Ransomwares: Should I pay?

Every 40 seconds in the world, a company is the victim of a ransomware attack. Between paying quickly to see his data unlocked or resist and take the risk of losing them, what attitude to adopt?

With the ransomwares, the method used by the new cybermaster-singers is always the same: once the infected computer, usually via spam sent to a member of the company, access to the data is blocked and a message s’ displays on the screen with a ransom request.

To put pressure on the user, the hacker often appears as a legal authority (FBI, police, government site …) and explains that the computer was blocked because of allegedly illegal operations. A creepy countdown starts with a delay – usually very short – before which to pay. This very short time, sometimes a few hours, is precisely aimed at preventing the victims from conducting a thorough investigation into the origin and veracity of the attack.

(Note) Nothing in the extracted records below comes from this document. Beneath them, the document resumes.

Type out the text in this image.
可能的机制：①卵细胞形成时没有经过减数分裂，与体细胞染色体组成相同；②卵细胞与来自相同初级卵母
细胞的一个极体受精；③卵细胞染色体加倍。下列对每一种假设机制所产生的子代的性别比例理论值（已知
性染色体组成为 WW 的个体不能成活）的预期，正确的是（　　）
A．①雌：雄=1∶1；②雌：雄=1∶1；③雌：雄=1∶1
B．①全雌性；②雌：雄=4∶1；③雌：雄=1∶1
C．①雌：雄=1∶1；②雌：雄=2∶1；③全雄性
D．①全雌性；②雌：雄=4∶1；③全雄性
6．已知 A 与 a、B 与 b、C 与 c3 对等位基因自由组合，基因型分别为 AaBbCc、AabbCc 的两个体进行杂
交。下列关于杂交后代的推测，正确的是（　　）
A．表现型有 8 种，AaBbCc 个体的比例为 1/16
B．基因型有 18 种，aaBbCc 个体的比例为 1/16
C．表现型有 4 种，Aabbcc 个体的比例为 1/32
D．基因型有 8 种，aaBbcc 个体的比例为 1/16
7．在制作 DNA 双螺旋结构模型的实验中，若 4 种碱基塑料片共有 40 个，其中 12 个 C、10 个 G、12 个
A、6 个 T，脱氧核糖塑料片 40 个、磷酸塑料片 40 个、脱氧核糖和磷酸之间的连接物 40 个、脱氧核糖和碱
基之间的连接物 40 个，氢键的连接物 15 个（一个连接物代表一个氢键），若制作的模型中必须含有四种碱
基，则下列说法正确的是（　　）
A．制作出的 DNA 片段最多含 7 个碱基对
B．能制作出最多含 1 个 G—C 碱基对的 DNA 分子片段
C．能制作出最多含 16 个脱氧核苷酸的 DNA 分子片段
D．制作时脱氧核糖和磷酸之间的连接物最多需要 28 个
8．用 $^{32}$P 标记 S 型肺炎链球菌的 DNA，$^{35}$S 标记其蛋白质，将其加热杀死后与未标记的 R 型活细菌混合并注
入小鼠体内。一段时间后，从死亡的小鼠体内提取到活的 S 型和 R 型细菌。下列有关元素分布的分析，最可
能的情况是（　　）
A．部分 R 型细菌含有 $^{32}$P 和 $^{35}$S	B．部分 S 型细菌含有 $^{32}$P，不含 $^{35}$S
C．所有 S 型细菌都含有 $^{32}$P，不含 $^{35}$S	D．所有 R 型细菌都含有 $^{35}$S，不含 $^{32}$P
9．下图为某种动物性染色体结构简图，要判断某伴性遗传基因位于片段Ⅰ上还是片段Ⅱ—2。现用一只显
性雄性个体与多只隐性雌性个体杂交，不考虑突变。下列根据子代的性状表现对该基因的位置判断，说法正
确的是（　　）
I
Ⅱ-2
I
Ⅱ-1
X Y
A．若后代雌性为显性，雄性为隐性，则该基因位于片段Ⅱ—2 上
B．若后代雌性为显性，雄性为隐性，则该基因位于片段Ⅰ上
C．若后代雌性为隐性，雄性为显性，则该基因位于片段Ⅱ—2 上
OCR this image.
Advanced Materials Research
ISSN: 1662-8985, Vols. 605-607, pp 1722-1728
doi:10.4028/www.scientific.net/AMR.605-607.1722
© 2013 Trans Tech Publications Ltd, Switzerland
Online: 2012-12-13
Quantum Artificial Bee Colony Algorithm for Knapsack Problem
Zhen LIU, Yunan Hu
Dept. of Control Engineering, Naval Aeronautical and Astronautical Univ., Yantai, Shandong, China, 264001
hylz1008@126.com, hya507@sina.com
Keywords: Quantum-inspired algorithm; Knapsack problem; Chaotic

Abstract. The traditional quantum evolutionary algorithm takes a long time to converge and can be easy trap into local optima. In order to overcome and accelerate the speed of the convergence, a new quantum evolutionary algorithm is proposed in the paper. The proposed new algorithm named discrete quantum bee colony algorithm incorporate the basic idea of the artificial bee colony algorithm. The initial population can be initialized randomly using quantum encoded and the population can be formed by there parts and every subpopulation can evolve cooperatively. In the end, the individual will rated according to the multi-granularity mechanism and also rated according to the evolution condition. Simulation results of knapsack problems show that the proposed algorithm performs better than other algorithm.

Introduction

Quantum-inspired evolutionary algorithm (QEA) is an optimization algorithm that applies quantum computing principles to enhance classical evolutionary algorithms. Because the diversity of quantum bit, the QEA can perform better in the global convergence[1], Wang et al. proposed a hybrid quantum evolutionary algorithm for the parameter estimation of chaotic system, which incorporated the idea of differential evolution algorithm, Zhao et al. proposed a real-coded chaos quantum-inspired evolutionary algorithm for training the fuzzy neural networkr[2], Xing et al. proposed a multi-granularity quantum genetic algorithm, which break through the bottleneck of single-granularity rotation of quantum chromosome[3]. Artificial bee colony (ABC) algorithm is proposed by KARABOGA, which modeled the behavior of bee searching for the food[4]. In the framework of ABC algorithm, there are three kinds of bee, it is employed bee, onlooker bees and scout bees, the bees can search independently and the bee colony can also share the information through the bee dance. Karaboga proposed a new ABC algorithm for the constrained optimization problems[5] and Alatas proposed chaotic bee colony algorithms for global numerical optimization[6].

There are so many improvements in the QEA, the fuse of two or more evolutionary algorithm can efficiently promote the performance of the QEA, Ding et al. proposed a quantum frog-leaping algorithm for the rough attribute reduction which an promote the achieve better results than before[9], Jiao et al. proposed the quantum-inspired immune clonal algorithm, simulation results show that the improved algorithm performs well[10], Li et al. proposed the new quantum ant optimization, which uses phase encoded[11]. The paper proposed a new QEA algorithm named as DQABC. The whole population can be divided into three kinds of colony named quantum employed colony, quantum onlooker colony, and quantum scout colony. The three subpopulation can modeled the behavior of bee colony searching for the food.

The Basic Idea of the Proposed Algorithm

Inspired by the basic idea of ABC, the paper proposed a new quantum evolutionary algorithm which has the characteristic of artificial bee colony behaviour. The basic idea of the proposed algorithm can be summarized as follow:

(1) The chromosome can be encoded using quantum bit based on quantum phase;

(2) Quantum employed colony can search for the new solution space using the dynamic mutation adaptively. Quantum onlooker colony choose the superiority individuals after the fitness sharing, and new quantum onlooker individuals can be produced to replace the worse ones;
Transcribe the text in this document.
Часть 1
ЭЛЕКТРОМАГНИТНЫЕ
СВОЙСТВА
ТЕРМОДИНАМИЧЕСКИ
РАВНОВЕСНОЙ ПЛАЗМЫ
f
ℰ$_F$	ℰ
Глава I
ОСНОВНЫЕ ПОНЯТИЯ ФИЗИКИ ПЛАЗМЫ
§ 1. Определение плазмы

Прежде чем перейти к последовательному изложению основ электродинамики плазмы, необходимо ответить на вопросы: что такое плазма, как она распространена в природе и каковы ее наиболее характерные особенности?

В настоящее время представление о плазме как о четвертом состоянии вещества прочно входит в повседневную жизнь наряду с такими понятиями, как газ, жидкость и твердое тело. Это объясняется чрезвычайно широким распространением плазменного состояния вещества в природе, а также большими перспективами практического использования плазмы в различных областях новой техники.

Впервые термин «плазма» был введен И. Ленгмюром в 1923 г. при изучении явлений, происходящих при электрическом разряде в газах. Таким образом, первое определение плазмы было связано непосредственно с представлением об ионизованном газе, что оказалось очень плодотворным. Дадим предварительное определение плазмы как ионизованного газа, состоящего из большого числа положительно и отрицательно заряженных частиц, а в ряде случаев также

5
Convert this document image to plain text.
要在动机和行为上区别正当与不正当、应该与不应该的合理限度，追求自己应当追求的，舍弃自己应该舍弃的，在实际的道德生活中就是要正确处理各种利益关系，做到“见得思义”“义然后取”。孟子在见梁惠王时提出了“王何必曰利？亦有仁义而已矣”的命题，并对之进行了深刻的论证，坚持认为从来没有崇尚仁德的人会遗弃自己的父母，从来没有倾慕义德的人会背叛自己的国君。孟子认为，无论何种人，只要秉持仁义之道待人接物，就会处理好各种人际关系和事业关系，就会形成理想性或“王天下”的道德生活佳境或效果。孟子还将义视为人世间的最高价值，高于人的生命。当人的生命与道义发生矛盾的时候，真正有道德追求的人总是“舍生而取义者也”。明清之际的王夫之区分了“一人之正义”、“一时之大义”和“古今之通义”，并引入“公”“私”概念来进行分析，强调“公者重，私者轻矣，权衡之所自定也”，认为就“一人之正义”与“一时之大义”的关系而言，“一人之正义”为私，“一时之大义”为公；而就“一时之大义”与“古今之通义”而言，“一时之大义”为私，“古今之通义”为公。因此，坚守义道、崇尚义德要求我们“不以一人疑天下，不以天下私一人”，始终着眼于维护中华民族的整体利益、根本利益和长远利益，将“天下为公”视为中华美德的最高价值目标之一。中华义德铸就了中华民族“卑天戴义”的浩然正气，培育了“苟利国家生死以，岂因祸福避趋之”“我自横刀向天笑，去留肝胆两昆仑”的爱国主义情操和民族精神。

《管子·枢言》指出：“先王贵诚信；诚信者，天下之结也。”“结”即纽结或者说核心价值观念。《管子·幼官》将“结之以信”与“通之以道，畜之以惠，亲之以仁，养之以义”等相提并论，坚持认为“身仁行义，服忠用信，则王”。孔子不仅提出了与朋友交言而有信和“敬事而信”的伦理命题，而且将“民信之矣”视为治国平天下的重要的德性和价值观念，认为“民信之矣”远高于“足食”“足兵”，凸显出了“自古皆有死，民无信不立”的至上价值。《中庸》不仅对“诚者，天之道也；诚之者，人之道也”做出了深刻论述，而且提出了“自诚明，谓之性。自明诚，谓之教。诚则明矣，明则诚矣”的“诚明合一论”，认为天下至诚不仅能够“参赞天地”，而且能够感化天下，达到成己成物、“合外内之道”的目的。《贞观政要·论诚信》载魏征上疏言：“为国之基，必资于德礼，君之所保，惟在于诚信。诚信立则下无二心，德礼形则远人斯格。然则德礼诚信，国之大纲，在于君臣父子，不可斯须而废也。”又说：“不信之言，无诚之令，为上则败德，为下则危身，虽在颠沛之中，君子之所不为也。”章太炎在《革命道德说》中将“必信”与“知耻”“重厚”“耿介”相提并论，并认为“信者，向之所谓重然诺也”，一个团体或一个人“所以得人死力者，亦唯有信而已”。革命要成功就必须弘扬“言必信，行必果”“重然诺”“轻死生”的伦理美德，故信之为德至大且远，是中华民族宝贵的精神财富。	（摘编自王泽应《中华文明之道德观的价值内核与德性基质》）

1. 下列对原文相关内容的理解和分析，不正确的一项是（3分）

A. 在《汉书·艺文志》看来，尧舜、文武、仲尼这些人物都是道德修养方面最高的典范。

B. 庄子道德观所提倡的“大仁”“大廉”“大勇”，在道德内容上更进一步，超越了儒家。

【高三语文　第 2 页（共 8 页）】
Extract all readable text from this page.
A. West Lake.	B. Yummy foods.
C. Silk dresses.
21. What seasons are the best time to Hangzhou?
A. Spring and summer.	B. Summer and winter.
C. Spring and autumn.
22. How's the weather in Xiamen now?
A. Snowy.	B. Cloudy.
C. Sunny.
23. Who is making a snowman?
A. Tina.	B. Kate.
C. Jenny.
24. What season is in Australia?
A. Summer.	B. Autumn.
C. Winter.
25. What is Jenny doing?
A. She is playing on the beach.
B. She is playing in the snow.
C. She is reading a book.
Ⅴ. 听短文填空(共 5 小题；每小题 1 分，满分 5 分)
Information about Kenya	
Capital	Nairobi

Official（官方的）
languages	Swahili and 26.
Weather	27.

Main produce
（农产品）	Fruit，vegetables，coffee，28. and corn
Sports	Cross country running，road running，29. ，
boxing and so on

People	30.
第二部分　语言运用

Because a simple blocking of crucial data can have extremely serious consequences. 60% of UK companies have experienced a financial loss after a ransomware attack, while 24% have gone bankrupt, reports Osterman Research. As a result, 58% of victims pay the ransom demand in Great Britain. A figure that even reaches 78% in Germany.

Do not give in to precipitation

First tip: make sure of the reality of the attack. Attempts to bluff are indeed commonplace. Some unsophisticated ransomware are content to block access to the operating system. Make sure your data remains accessible through a hot spare or another computer. Seventy percent of ransomware-infected businesses have been able to recover their files on their own, according to a study by Vanson Bourne.

Alas, more and more hackers are using more malicious malware type CryptoLocker, which encrypt all files on the computer and even backups if they are connected to the network. “In this case, there are unfortunately few ways to thwart the encryption of files,” warns the publisher Malwarebytes security software. The temptation is great at this time to pay to recover the decryption key. However, this solution is still strongly discouraged. “The payment of the ransom does not guarantee the restoration of access to your files,” warns Malwarebytes. Once the sum paid, some pirates claim a new payment. “And you will surely become the target of new attacks. ”

Never forget that behind the malware is hiding a human being. “The hacker can be aggressive if he loses his temper, or give you more time if he thinks you’re trying to meet his requirements,” says consulting firm Mandiant consulting. In almost all cases, you will get at least one extra delay or even renegotiation. Californian hospital Hollywood Presbyterian, which had been asked for 9000 bitcoins (about 3.2 million euros) for a return to normal, finally agreed to pay, but only 40 bitcoins (15,000 euros), to restore its system.

In case of refusal, you must be aware that your data will probably never be retrieved. To avoid such disappointments, it is therefore essential to regularly back up the data outside the network, to have a copy easy to restore in case of attack.